Occasionally, business and pleasure were reasons for travel and certain tribes would meet at specific times of the year for celebrations, to conduct business, to trade and simply socialize. Stronger tribes would control resources of an area.
Armies would travel to different areas and conquer entire regions, enslaving the inhabitants and stealing their possessions.
Trading also became a big part in these times.
Sumerians and Phoenicians focused on increasing their wealth through industry (not killing other tribes).
Sumerians developed the first coinage to pay for goods and the Phoenicians created the first maps. People now began traveling to conduct trade, government business, and for educational and social reasons.
The Egyptians had large, flourishing cities, which attracted travelers.
By 900 B.C., the Grecian empire. Greek philosophers began traveling for education and to discover new things.
Greeks loved to shop, eat, and drink. They also loved theatre and sports, so they would travel great distances to see these events.
They also created the Olympics! The Roman Empire were great conquerors and wherever they went, they built roads; more than 80 000km of them!
Roman coinage became the first universally accepted currency.
Inns and taverns actually started in this era and were created all over towns to take care of travelers.
The Romans developed spas to take care of their physical well-being, and even came up with the first "fast-food" style restaurants. Changes in modes of travel were a common theme in this era, starting with steamships and steam trains being made so that crossing the oceans and continents was easier.

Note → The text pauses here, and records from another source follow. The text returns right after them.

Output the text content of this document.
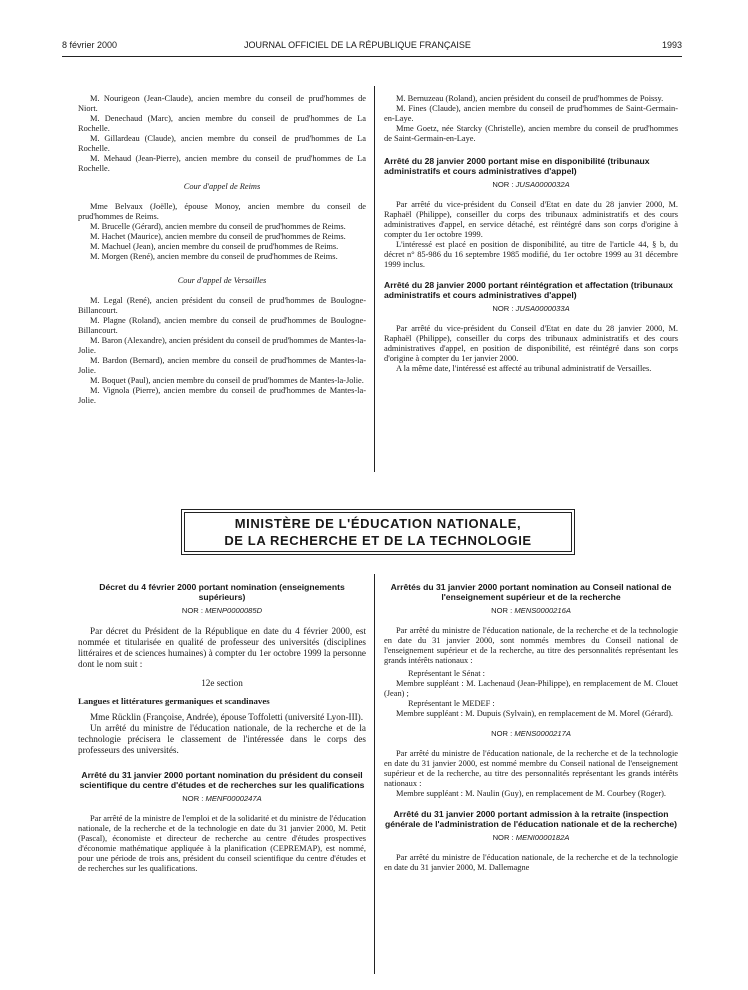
8 février 2000	JOURNAL OFFICIEL DE LA RÉPUBLIQUE FRANÇAISE	1993

M. Nourigeon (Jean-Claude), ancien membre du conseil de prud'hommes de Niort.

M. Denechaud (Marc), ancien membre du conseil de prud'hommes de La Rochelle.

M. Gillardeau (Claude), ancien membre du conseil de prud'hommes de La Rochelle.

M. Mehaud (Jean-Pierre), ancien membre du conseil de prud'hommes de La Rochelle.

Cour d'appel de Reims

Mme Belvaux (Joëlle), épouse Monoy, ancien membre du conseil de prud'hommes de Reims.

M. Brucelle (Gérard), ancien membre du conseil de prud'hommes de Reims.

M. Hachet (Maurice), ancien membre du conseil de prud'hommes de Reims.

M. Machuel (Jean), ancien membre du conseil de prud'hommes de Reims.

M. Morgen (René), ancien membre du conseil de prud'hommes de Reims.

Cour d'appel de Versailles

M. Legal (René), ancien président du conseil de prud'hommes de Boulogne-Billancourt.

M. Plagne (Roland), ancien membre du conseil de prud'hommes de Boulogne-Billancourt.

M. Baron (Alexandre), ancien président du conseil de prud'hommes de Mantes-la-Jolie.

M. Bardon (Bernard), ancien membre du conseil de prud'hommes de Mantes-la-Jolie.

M. Boquet (Paul), ancien membre du conseil de prud'hommes de Mantes-la-Jolie.

M. Vignola (Pierre), ancien membre du conseil de prud'hommes de Mantes-la-Jolie.

M. Bernuzeau (Roland), ancien président du conseil de prud'hommes de Poissy.

M. Fines (Claude), ancien membre du conseil de prud'hommes de Saint-Germain-en-Laye.

Mme Goetz, née Starcky (Christelle), ancien membre du conseil de prud'hommes de Saint-Germain-en-Laye.

Arrêté du 28 janvier 2000 portant mise en disponibilité (tribunaux administratifs et cours administratives d'appel)

NOR : JUSA0000032A

Par arrêté du vice-président du Conseil d'Etat en date du 28 janvier 2000, M. Raphaël (Philippe), conseiller du corps des tribunaux administratifs et des cours administratives d'appel, en service détaché, est réintégré dans son corps d'origine à compter du 1er octobre 1999.

L'intéressé est placé en position de disponibilité, au titre de l'article 44, § b, du décret n° 85-986 du 16 septembre 1985 modifié, du 1er octobre 1999 au 31 décembre 1999 inclus.

Arrêté du 28 janvier 2000 portant réintégration et affectation (tribunaux administratifs et cours administratives d'appel)

NOR : JUSA0000033A

Par arrêté du vice-président du Conseil d'Etat en date du 28 janvier 2000, M. Raphaël (Philippe), conseiller du corps des tribunaux administratifs et des cours administratives d'appel, en position de disponibilité, est réintégré dans son corps d'origine à compter du 1er janvier 2000.

A la même date, l'intéressé est affecté au tribunal administratif de Versailles.

MINISTÈRE DE L'ÉDUCATION NATIONALE,
DE LA RECHERCHE ET DE LA TECHNOLOGIE

Décret du 4 février 2000 portant nomination (enseignements supérieurs)

NOR : MENP0000085D

Par décret du Président de la République en date du 4 février 2000, est nommée et titularisée en qualité de professeur des universités (disciplines littéraires et de sciences humaines) à compter du 1er octobre 1999 la personne dont le nom suit :

12e section

Langues et littératures germaniques et scandinaves

Mme Rücklin (Françoise, Andrée), épouse Toffoletti (université Lyon-III).

Un arrêté du ministre de l'éducation nationale, de la recherche et de la technologie précisera le classement de l'intéressée dans le corps des professeurs des universités.

Arrêté du 31 janvier 2000 portant nomination du président du conseil scientifique du centre d'études et de recherches sur les qualifications

NOR : MENF0000247A

Par arrêté de la ministre de l'emploi et de la solidarité et du ministre de l'éducation nationale, de la recherche et de la technologie en date du 31 janvier 2000, M. Petit (Pascal), économiste et directeur de recherche au centre d'études prospectives d'économie mathématique appliquée à la planification (CEPREMAP), est nommé, pour une période de trois ans, président du conseil scientifique du centre d'études et de recherches sur les qualifications.

Arrêtés du 31 janvier 2000 portant nomination au Conseil national de l'enseignement supérieur et de la recherche

NOR : MENS0000216A

Par arrêté du ministre de l'éducation nationale, de la recherche et de la technologie en date du 31 janvier 2000, sont nommés membres du Conseil national de l'enseignement supérieur et de la recherche, au titre des personnalités représentant les grands intérêts nationaux :

Représentant le Sénat :

Membre suppléant : M. Lachenaud (Jean-Philippe), en remplacement de M. Clouet (Jean) ;

Représentant le MEDEF :

Membre suppléant : M. Dupuis (Sylvain), en remplacement de M. Morel (Gérard).

NOR : MENS0000217A

Par arrêté du ministre de l'éducation nationale, de la recherche et de la technologie en date du 31 janvier 2000, est nommé membre du Conseil national de l'enseignement supérieur et de la recherche, au titre des personnalités représentant les grands intérêts nationaux :

Membre suppléant : M. Naulin (Guy), en remplacement de M. Courbey (Roger).

Arrêté du 31 janvier 2000 portant admission à la retraite (inspection générale de l'administration de l'éducation nationale et de la recherche)

NOR : MENI0000182A

Par arrêté du ministre de l'éducation nationale, de la recherche et de la technologie en date du 31 janvier 2000, M. Dallemagne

The invention of the automobile helped the tourism industry greatly, as it provided a means for people to travel independently and they could choose their own times and destinations. With wars, called the Crusades, large armies of knights and warriors would go away and bring back many interesting stories of different lands and cultures.
Marco Polo, one of the best known early traveling merchants, traveled from Europe to the Far East, bringing back lots of souvenirs which created great interest. England's nobility began sending their children away to the Continent to be educated.
This event was called "le grand tour."
"Le grand tour" is still a part of tourism today, but modern tourists complete it in days, not years. Finally, in 1903, the era of air travel was born.
By the late 1920's, travel across the ocean had been reduced to days rather than months.
With fast and accessible modes of travel now available, tourism was growing rapidly. With the outbreak of WWII, safe travel became nearly impossible.
Bigger, faster planes and automobiles, faster and more comfortable ships and trains were created and necessary to the Allied victory.
After the war, these modern machines fueled a new growth in tourism. On September 11, 2001, more than 2800 people , representing 86 different nations, were killed in what is known as 9-11.
This stunned the world, and really caught the attention of everyone in the tourism industry.
Nowadays, travelers choose destinations with greater concern for their personal safety. Tourism today is a lot more complex than it used to be.
Airport security has been beefed up since 9-11 and it is impossible to get on a plane without a proper baggage check, passport, or a criminal background check. In the future, tourism will continue to grow as long as we can keep the peace and keep it all interesting and exciting.